At the Davidson College workshop in 1995, participants developed four blueprints to guide faculty in their efforts to enrich the undergraduate science curriculum of their institutions by developing courses and programs in an interdisciplinary and marvelously fertile young science: Neuroscience. Using these blueprints as a foundation, participants at the Oberlin College workshop in 1998 and at the Trinity College workshop in 2001 explored cutting-edge laboratory exercises designed to serve as the basis for the development of investigative, discovery-based laboratory experiences as well as simulations of synaptic transmission and the steps involved in launching regional meetings emphasizing undergraduate neuroscience research. In the 2005 PKAL/FUN workshop at Macalester College, in addition to exploring new laboratory experiences and development of leadership skills, the participants revisited the four original curricular blueprints that served as curricular models in neuroscience since 1995, and, to address the directions that neuroscience is headed in the coming decades, added a fifth curricular blueprint, neuroscience studies. In the 2008 FUN workshop, participants explored new laboratory experiences emphasizing discovery-based learning and the increasing interdisciplinarity of neuroscience education. In the 2011 FUN workshop, we moved to the west coast for the first time, convening at Pomona College. At Pomona, we continued to examine new classroom and laboratory exercises, and for the first time held a satellite pre-workshop laboratory seminar that explored new methodological directions in research-based teaching. We devoted time to the needs of growing programs, confronting the issues that arise as classroom and laboratory technologies undergo rapid changes. We actively explored approaches to mounting major and non-major courses in the undergraduate neuroscience curriculum and ways to promote productive research environments for ourselves and our students. At Ithaca College in 2014, we examined issues confronting neuroscience programs in a period of reduced funding and burgeoning enrollments.
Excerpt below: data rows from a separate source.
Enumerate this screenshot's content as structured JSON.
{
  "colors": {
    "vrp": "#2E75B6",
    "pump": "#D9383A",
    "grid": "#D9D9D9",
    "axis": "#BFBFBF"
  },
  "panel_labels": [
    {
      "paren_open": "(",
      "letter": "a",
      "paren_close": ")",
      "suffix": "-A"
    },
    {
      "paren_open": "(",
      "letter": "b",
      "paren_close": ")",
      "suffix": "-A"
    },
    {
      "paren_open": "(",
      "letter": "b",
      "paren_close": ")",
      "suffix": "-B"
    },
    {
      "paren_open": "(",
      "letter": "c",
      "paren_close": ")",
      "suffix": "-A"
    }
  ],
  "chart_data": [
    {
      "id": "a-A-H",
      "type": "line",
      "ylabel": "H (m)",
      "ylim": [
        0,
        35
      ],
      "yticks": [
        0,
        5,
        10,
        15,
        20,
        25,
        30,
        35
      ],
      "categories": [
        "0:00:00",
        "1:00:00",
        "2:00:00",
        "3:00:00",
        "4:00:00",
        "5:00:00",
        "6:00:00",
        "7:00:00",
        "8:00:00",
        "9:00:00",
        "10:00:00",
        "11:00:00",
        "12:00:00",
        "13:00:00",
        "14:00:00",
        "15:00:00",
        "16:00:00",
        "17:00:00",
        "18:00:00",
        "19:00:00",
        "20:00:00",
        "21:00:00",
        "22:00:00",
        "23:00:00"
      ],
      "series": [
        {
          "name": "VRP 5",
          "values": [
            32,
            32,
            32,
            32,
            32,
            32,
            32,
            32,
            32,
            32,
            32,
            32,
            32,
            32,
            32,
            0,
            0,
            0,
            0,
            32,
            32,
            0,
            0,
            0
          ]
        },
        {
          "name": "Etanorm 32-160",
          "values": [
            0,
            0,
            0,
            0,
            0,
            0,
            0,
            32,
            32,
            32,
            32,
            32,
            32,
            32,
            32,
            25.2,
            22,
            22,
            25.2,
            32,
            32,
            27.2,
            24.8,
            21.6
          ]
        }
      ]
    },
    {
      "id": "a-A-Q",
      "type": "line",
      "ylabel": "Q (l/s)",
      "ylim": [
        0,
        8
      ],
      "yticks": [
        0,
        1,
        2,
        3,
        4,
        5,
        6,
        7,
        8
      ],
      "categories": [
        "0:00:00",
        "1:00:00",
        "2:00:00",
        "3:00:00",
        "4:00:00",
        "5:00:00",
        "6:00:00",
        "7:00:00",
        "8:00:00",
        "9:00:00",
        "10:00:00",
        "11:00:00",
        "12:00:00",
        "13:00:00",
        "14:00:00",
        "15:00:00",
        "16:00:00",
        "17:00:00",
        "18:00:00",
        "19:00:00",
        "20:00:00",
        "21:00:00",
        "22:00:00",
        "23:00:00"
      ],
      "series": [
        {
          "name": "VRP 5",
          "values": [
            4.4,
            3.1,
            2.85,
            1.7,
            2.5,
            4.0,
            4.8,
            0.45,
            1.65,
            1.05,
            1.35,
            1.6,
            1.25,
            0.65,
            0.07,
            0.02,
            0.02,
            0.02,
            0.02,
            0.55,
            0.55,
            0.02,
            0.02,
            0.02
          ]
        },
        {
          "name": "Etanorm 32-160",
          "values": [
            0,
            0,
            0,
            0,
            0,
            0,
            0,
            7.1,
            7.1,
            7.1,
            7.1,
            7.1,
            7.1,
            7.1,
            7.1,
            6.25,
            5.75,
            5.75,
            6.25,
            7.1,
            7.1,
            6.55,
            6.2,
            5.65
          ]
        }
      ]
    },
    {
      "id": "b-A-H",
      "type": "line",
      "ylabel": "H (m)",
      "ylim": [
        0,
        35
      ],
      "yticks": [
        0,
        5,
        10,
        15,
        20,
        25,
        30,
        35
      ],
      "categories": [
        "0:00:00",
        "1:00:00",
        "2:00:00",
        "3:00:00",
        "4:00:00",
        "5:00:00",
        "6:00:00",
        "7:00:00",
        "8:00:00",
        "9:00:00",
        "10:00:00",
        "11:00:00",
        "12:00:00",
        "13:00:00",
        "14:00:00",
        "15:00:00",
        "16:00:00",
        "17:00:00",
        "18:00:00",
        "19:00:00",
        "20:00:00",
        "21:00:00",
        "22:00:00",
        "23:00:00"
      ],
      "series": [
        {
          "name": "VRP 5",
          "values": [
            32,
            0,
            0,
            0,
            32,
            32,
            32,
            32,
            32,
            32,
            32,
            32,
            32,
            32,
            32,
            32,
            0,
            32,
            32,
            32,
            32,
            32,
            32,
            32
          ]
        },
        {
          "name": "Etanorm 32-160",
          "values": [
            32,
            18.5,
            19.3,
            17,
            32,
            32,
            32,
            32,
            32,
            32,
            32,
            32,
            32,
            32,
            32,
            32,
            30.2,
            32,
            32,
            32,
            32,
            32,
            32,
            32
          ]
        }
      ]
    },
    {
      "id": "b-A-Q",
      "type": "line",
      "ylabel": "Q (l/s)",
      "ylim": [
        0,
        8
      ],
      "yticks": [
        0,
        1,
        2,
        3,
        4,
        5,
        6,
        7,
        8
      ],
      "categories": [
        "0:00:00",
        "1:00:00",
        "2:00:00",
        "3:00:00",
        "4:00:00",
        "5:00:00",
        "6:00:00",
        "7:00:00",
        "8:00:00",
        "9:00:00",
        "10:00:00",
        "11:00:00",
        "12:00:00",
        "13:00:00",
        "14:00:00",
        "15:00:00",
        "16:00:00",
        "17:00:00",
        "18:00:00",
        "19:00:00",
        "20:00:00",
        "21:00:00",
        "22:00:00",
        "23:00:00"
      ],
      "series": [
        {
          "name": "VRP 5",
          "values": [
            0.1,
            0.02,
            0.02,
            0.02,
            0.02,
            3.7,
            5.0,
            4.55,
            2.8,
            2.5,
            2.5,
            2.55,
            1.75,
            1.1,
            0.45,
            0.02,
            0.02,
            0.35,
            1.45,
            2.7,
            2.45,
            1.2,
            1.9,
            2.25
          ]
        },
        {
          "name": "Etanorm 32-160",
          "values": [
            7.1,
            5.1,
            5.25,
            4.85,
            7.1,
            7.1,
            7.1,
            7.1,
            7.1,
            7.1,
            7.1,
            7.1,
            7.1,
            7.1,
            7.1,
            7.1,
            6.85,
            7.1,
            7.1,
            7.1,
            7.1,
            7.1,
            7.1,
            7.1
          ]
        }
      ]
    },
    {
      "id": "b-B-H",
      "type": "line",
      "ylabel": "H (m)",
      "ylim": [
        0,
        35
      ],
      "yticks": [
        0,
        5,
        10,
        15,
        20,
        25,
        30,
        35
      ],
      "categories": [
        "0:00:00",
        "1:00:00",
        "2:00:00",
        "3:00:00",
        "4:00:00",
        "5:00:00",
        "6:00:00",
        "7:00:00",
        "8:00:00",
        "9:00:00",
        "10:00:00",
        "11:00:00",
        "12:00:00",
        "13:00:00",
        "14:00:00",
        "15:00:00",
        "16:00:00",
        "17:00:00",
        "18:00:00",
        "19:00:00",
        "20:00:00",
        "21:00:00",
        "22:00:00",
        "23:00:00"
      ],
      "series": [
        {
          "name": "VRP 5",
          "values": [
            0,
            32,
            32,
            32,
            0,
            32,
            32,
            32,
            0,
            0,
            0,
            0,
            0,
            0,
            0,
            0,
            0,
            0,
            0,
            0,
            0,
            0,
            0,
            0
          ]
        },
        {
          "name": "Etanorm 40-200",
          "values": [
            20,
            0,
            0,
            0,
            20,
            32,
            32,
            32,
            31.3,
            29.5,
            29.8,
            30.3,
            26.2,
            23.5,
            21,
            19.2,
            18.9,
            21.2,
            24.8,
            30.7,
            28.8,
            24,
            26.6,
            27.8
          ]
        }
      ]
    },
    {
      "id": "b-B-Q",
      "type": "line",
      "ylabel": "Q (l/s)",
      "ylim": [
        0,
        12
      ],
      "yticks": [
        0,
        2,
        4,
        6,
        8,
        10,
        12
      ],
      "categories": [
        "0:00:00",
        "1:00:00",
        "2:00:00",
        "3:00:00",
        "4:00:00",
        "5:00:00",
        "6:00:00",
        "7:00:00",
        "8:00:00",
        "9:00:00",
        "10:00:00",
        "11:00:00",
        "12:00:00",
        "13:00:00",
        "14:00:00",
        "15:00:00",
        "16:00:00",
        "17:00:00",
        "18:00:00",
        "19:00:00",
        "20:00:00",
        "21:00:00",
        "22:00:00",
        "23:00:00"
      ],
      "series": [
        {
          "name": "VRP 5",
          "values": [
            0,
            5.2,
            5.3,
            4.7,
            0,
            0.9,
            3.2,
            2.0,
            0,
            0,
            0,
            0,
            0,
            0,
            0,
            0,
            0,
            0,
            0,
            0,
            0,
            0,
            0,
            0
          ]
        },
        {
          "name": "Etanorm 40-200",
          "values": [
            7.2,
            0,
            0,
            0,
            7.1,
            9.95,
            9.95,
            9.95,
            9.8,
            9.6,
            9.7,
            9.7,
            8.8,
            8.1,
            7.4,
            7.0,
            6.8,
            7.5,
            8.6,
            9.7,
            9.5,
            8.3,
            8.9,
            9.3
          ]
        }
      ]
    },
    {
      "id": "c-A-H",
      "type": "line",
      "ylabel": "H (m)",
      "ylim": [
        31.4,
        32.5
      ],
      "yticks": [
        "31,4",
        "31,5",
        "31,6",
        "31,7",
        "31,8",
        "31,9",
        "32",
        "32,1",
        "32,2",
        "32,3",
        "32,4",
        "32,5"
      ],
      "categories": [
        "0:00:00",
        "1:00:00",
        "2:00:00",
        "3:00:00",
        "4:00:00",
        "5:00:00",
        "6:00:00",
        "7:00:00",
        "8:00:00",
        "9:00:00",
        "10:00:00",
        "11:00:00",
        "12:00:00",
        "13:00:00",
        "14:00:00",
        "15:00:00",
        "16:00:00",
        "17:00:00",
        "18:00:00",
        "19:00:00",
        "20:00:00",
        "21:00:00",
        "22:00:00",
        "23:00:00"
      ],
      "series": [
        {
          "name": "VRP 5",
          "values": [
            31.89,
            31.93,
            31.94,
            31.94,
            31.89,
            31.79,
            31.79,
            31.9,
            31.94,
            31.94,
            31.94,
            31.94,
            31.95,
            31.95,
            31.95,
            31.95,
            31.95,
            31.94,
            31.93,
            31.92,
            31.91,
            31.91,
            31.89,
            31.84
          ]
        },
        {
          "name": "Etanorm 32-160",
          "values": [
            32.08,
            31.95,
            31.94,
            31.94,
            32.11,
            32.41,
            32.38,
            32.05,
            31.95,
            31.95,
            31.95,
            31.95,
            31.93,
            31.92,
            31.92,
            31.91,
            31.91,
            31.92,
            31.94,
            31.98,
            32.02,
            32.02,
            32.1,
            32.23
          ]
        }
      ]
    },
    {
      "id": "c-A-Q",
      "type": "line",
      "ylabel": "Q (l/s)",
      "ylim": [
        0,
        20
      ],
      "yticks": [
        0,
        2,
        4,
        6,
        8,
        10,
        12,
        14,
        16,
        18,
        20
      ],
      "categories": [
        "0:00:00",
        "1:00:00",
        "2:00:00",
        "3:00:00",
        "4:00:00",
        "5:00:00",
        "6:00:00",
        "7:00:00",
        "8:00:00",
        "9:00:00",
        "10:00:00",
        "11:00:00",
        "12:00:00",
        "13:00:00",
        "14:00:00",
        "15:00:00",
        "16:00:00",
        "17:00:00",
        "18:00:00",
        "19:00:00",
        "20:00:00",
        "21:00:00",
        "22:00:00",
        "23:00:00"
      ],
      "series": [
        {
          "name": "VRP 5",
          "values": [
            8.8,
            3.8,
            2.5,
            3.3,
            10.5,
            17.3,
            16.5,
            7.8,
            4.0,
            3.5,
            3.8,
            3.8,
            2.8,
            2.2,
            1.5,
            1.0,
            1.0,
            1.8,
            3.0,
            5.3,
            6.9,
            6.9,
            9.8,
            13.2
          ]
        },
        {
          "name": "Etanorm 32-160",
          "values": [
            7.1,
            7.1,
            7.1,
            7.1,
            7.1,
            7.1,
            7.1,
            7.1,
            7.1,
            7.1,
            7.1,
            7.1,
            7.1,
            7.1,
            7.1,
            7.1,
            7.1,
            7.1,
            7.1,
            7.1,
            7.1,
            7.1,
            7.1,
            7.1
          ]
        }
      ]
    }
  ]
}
In 2017, we stand at the crossroads: As the world of neuroscience education continues to broaden, and with it, enrollment pressures increase across institutions, what is the future of the curriculum? Alongside discussion and presentation of innovative classroom and laboratory exercises, in a wide range of sessions, participants will explore issues focusing on both the profession and the curriculum, including assessment of program effectiveness, incorporation of study abroad into student plans, and development of faculty leadership skills to ensure the sustainability and resilience of Inclusive undergraduate education programs in neuroscience for the future. Our satellite pre-workshop laboratory seminar will explore new methodological directions in research-based teaching.

Key Issues

  • What has neuroscience become in the 26 years that FUN has championed the cause of undergraduate education in neuroscience? What are we trying to accomplish today by introducing neuroscience to undergraduates as part of a liberal arts experience? How can we best assess the relative success of our efforts?
  • Given the range of undergraduate colleges and universities, what types of classroom and laboratory experiences “work” in an undergraduate neuroscience setting? How are these changing with the introduction of new technologies? How are enrollment pressures impacting on these experiences?
  • How can study abroad and other experiences be integrated more effectively in an undergraduate neuroscience program?
  • What are leading models of neuroscience programs? What are the philosophical and logistical obstacles in setting up a neuroscience program in a liberal arts college? In a state university?
  • What makes for a successful grant proposal? How does one get support for research, programs, or equipment? What kinds of opportunities are available for faculty development?
  • How does one formulate a plan for leadership that stems from individual strengths, and is mindful of career stage, institutional culture, and other commitments? What are the costs and benefits of leadership roles?